Quelques rires fusèrent encore. Laetitia dégagea soudain son bras que je serrais inconsciemment de plus en plus fort.
- Aie euhhh !
- Désolé fis je , désolé en effet. Bienvenue , moi c’est …
- Paul oui , m’interrompit-elle. J’avais comme deviné.
- Paul, poursuivit Manu dans ce qui me semblait de plus en plus ressembler une éloge funèbre élaboré par un mauvais émule de Desproges, « Paul a un peu foiré quelque part. Paul s’est laissé dominer par le coté obscur de la farce , j’ai nommé le grand capital avec un grand K. Ohhhh de désarroi dans l’assistance. « Paul a un jour décidé que son truc à lui , c’était de faire du blé et que pour ça il fallait le faire sur le dos de quelqu’un …et il est devenu manager »

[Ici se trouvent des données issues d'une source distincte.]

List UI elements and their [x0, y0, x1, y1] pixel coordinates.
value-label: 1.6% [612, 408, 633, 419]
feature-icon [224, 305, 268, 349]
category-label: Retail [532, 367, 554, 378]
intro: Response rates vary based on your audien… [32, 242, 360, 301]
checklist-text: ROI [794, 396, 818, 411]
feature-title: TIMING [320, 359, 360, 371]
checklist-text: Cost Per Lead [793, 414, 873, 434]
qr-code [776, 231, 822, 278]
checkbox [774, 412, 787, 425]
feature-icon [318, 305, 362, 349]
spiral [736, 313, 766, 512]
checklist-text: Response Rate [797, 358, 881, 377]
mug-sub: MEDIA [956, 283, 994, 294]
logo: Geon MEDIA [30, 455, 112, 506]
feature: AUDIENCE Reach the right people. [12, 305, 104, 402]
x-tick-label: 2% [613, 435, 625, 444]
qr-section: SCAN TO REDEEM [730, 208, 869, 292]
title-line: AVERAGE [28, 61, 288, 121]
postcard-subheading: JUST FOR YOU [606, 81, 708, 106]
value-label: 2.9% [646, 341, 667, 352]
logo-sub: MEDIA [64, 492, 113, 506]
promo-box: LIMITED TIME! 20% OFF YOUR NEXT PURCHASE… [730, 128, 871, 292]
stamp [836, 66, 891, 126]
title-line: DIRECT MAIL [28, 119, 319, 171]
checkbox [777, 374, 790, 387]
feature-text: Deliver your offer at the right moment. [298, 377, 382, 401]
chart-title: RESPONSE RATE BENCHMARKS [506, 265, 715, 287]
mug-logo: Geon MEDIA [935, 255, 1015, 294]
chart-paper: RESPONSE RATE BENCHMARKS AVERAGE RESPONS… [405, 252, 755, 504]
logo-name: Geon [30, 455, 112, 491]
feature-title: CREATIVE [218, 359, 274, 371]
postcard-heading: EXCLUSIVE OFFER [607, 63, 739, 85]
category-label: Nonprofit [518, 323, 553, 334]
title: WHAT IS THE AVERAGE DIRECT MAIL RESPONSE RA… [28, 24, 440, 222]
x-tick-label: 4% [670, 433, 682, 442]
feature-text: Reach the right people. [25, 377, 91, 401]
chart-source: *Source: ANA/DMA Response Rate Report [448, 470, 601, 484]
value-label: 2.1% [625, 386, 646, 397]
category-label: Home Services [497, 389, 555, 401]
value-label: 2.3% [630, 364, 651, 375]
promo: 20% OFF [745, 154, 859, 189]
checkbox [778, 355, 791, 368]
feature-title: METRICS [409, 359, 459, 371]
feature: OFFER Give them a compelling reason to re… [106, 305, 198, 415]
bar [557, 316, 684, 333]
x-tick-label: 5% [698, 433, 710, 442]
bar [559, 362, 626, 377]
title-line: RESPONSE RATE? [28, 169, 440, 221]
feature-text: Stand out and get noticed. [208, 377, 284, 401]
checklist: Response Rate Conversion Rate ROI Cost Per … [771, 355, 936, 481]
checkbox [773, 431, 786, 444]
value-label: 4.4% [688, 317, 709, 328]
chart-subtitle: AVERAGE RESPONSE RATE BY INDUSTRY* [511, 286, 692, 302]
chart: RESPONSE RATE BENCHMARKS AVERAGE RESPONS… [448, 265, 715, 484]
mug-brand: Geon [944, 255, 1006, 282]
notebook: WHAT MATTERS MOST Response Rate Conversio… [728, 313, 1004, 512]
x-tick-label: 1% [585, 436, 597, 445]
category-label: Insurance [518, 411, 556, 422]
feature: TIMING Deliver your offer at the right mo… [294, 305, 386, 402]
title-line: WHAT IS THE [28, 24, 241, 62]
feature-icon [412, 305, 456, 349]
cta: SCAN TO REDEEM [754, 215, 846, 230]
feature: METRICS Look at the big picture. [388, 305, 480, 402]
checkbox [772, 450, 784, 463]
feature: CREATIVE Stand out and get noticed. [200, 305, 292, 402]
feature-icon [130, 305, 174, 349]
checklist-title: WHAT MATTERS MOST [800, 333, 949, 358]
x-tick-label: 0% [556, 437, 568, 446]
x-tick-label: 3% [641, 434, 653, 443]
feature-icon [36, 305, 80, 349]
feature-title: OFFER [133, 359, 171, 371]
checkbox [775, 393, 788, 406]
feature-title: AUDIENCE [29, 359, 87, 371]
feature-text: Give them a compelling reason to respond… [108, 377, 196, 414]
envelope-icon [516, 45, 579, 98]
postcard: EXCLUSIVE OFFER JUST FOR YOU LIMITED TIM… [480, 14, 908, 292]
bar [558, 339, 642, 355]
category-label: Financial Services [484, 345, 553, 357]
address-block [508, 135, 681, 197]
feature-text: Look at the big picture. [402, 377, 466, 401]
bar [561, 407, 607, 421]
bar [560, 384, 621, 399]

Manu et moi, ainsi qu’une bonne moitié des invités présents ce soir là, on a fait la même école d’ingénieur. On y a joué de la musique, beaucoup et bossé aussi pas mal. On y a connu des filles et partagé des histoires. Le diplôme en poche , Manu n’a pas voulu aller faire l’ingénieur dans un cabinet de conseil lambda. Il n’a pas voulu revêtir l’uniforme qui lui était offert et rejoindre le rang des cadres moyens ou supérieurs. Alors il est allé bosser à la FNAC. Au rayon , Soul, Funk, Acid Jazz de la FNAC Montparnasse , le grand brun qui ne travaille que l’après midi et qui colle « Animal Print » de Countbasic sur la platine tous les jours, a chaque fois qu’il commence son service, c’est lui. Après 5 ans et plusieurs groupes qui ont failli marcher il en est toujours là mais le vit parfaitement bien. Moi pendant ce temps j’ai commencé une carrière plutôt sympa dans l’informatique , suis parti trois ans aux US et suis revenu à Paris prendre la direction d’une petite agence commerciale de la multi nationale pour laquelle je travaille. Deux approches différentes pour un résultat également différent. Lequel des deux a eu le plus de courage ? Manu pour avoir su dire merde a sa carrière potentielle pour rester dans un milieu qu’il aimait. Ou moi pour avoir su rompre avec ce milieu étudiant , bandes de potes et soirées arrosées. Pour avoir pris , mes responsabilités. Je suis content du choix que j’ai fait. Et il semble que Manu soit content du sien. Et plus ca va , plus on a du mal à comprendre les choix de l’autre, un mélange d’admiration mutuelle, de jalousie et de dédain nous séparant de plus en plus.
« Paul croit qu’en réussissant socialement il s’achète le droit d’être libre », déclama Manu , « j’ai tendance à penser que c’est de l’aliénation…. ». Se retournant vers moi il dit à voix basse… « Mais ou est passé le petit Paul ? Celui qui voulait être journaliste ou écrivain …. Même chroniqueurs d’événements mondains je t'aurais pardonné …Tu aurais pu faire des ravages sarcastiques dans les pages de Point de Vue …Mais manager , voyons Paul dis moi…tu n’as pas honte ? »
Et juste la, si , j’avais honte et comme toujours dans ce type de situation ca me rendait méchant.

Lol.
(Comment ca je commence beaucoup de textes que je ne finis jamais?)